Mostly, these tablets were created with a specific purpose, such as store records or inventory lists, document earnings and expenses, entries and exits of merchandise (foodstuffs, fabric, cattle). In addition, some tablets documented how to raise cattle, others showed how to calculate surfaces and how to tend the fields. It is interesting to see how the different types of information have been organised without an alphabetic writing system. For this, the surface of the tablet was divided into columns and cells, each one containing a single piece of information.

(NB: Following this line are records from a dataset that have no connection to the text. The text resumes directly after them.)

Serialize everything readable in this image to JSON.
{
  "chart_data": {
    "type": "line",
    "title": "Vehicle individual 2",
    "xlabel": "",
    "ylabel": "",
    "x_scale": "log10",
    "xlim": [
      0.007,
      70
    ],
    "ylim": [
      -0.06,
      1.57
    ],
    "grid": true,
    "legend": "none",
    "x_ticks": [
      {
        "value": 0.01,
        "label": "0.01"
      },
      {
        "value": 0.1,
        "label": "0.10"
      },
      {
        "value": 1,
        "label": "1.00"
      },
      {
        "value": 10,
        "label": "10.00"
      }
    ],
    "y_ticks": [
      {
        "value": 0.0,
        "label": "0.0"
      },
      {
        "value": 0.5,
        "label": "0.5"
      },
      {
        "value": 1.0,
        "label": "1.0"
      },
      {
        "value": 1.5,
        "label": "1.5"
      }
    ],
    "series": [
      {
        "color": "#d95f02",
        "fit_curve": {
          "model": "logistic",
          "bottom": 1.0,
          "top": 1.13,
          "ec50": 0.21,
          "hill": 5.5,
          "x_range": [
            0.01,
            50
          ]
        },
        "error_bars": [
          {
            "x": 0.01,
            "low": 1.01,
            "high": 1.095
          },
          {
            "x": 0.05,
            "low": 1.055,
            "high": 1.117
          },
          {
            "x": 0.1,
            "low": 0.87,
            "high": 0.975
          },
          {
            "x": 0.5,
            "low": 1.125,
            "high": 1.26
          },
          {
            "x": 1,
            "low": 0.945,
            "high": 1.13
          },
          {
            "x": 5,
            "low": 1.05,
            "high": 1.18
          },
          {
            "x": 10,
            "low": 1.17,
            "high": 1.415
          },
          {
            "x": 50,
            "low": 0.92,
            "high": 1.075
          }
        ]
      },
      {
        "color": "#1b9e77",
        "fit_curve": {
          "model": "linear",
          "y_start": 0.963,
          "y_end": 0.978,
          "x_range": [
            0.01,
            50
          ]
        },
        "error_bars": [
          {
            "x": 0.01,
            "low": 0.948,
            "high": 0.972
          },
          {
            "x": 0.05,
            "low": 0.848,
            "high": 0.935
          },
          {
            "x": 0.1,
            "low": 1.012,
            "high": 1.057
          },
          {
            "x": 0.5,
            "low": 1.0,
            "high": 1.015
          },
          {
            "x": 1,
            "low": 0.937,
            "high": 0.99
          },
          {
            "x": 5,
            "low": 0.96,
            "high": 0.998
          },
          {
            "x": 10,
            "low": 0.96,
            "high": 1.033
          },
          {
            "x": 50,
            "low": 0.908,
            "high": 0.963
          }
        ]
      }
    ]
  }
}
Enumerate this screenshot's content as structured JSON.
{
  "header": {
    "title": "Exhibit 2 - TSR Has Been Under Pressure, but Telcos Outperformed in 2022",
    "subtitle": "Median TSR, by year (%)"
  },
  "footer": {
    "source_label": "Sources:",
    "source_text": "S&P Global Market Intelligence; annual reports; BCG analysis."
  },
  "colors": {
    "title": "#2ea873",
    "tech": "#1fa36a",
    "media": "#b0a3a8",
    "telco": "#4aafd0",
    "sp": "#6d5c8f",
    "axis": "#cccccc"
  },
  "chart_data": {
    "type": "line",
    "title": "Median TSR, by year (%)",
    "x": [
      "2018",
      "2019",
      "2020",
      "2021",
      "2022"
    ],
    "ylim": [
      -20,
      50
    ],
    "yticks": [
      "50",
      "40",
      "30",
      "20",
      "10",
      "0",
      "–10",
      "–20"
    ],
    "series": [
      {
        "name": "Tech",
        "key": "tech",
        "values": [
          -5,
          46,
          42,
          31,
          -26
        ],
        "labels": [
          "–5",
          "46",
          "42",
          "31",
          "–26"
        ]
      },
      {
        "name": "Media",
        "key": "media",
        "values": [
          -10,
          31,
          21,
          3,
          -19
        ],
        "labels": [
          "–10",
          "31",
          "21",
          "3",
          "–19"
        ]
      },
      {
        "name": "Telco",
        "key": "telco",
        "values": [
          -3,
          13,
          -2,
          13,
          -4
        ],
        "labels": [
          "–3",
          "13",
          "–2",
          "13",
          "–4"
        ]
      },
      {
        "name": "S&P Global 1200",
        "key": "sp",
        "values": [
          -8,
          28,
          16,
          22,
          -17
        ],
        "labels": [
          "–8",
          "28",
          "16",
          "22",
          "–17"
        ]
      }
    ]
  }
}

Finally, a number indicated by a notch, followed by the name of a person, an animal or a commodity designated by a drawing pictogram completed the information. Pre-cuneiform tablets were part of a sophisticated archive system in which each item of information was meant to supplement another. This means that we need to have a ‘how-to-read-pre-cuneiform-tablets’ manual to have a complete understanding and decipher each tablet. In other words, not a single notch seemed to have been done arbitrary.
The second image I found fascinating is a double-spread of The Gutenberg Bible (1456). This was the first major book printed with a movable type printing press marking the start of the ‘Gutenberg Revolution’ and the age of the printed book. It is undeniable the effort and work that this work conveyed. Just imagine that a single complete copy of The Gutenberg Bible has 1,272 pages, from which most of them were lately coloured by hand. However, apart from its high aesthetic and artistic qualities, the book has superb typographic legibility, a sense of organising information and defining a hierarchical structure of the information.
The most valuable factor of these works (and others from similar periods) is that they have been done without advance technologies, but with long hours of dedication and a strong idea. To some extent, I will always think that technology and (even more) digital tools have cheapened our (design) thinking.